In het debat daarover zijn godsdienstige argumenten zeker niet buitengesloten. Het is ook volstrekt legitiem om de politieke overtuiging te koesteren dat er géén scheiding van kerk en staat dient te zijn, en dat de wetten van de overheid zo veel mogelijk overeen moeten komen met Gods Wet. Alleen is dat niet de opvatting van de initiatiefneemster.

Het is juist dat bij de totstandkoming van de Zondagswet in 1953 is betoogd dat het niet de bedoeling was om godsdienstige verplichtingen op te leggen. Dat neemt echter niet weg, dat de meeste artikelen van de Zondagswet betrekking hebben op gedragingen, die ook verboden zijn ingevolge orthodox-protestantse opvattingen over de in acht te nemen zondagsrust. Alleen artikel 7 vormt daarop een uitzondering. Ook in de wet zelf, in artikel 5a, tweede lid, wordt een verbinding gelegd tussen bepaalde gedragingen en de in de gemeente overheersende godsdienstige overtuigingen, die zich tegen die gedragingen verzetten. Daarbij gaat het om de in de artikelen 3 en 4 verboden gedragingen: het zonder strikte noodzaak verwekken van gerucht en het houden, gelegenheid geven voor of deelnemen aan openbare vermakelijkheden. Dat die overtuigingen zich ook verzetten tegen arbeid op zondag, waarover artikel 6 een verbod bevat, is van algemene bekendheid.

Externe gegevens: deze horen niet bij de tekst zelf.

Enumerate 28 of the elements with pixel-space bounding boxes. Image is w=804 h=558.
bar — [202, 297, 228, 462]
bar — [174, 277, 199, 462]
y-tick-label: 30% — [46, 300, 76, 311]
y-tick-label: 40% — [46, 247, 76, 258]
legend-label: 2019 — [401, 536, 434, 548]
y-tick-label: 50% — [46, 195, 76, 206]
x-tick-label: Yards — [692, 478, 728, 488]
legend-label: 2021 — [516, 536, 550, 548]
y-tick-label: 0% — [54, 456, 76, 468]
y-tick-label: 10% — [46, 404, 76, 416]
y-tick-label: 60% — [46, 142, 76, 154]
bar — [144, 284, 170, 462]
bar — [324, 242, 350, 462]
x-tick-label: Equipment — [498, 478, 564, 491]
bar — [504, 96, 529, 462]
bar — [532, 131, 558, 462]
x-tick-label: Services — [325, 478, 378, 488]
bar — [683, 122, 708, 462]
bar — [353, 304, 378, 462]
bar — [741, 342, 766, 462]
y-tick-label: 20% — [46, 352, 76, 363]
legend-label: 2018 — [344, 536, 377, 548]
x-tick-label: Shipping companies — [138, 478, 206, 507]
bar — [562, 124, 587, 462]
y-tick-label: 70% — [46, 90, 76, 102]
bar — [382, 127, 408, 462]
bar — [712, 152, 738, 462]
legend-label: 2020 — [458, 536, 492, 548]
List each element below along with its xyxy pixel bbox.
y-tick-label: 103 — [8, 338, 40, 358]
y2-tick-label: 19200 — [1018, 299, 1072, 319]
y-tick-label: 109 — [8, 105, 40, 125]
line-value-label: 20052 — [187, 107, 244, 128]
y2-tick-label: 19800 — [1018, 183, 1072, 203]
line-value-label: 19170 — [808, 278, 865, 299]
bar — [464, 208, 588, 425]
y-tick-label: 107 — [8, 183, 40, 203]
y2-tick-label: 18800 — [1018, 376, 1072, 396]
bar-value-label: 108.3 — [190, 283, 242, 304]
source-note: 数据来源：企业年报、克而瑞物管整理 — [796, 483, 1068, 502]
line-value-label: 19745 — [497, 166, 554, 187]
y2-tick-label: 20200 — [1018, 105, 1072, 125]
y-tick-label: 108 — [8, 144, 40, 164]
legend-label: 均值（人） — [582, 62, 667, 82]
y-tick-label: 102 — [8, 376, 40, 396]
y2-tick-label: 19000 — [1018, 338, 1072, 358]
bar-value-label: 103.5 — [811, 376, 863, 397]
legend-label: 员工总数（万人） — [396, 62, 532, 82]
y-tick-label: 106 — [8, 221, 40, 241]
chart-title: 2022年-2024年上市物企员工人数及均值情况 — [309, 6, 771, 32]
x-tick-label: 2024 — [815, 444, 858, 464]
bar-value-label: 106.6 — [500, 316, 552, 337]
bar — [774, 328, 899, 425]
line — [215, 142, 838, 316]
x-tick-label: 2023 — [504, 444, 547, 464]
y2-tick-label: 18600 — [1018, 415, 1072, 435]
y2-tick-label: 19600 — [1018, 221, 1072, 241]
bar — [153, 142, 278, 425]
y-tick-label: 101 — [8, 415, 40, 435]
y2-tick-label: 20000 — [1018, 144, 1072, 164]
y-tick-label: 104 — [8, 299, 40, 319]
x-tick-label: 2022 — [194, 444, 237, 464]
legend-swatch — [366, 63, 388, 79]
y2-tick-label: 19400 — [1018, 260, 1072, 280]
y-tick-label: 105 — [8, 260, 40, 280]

De initiatiefneemster vindt de gedachte van een gemeenschappelijke rustdag van waarde voor de samenleving. Maar daarnaast kunnen, zoals zij reeds in paragraaf 1 in antwoord op een eerdere vraag van de hier aan het woord zijnde leden opmerkte, mensen persoonlijk en de samenleving als geheel ook baat hebben bij enige flexibiliteit.

In ieder geval vindt zij de uitvoering die aan deze gedachte is gegeven in de Arbeidstijdenwet toereikend. Voor het overige kan het aan ieder individu overgelaten worden om zelf te bepalen hoe hij de wekelijkse rustdag wil gebruiken. Het welbevinden van de Nederlandse samenleving wordt niet bevorderd door het strafrechtelijk verbieden van bepaalde activiteiten op zondag. Wel kan op plaatselijk niveau tot het oordeel gekomen worden dat het welbevinden van de lokale gemeenschap bevorderd kan worden door een bepaald niveau van openbare rust, in de zin van de afwezigheid van geluids- en verkeersoverlast. Daartoe kunnen dan bij gemeentelijke verordening regels worden vastgesteld.

3. «Zondagsrust» en «openbare rust»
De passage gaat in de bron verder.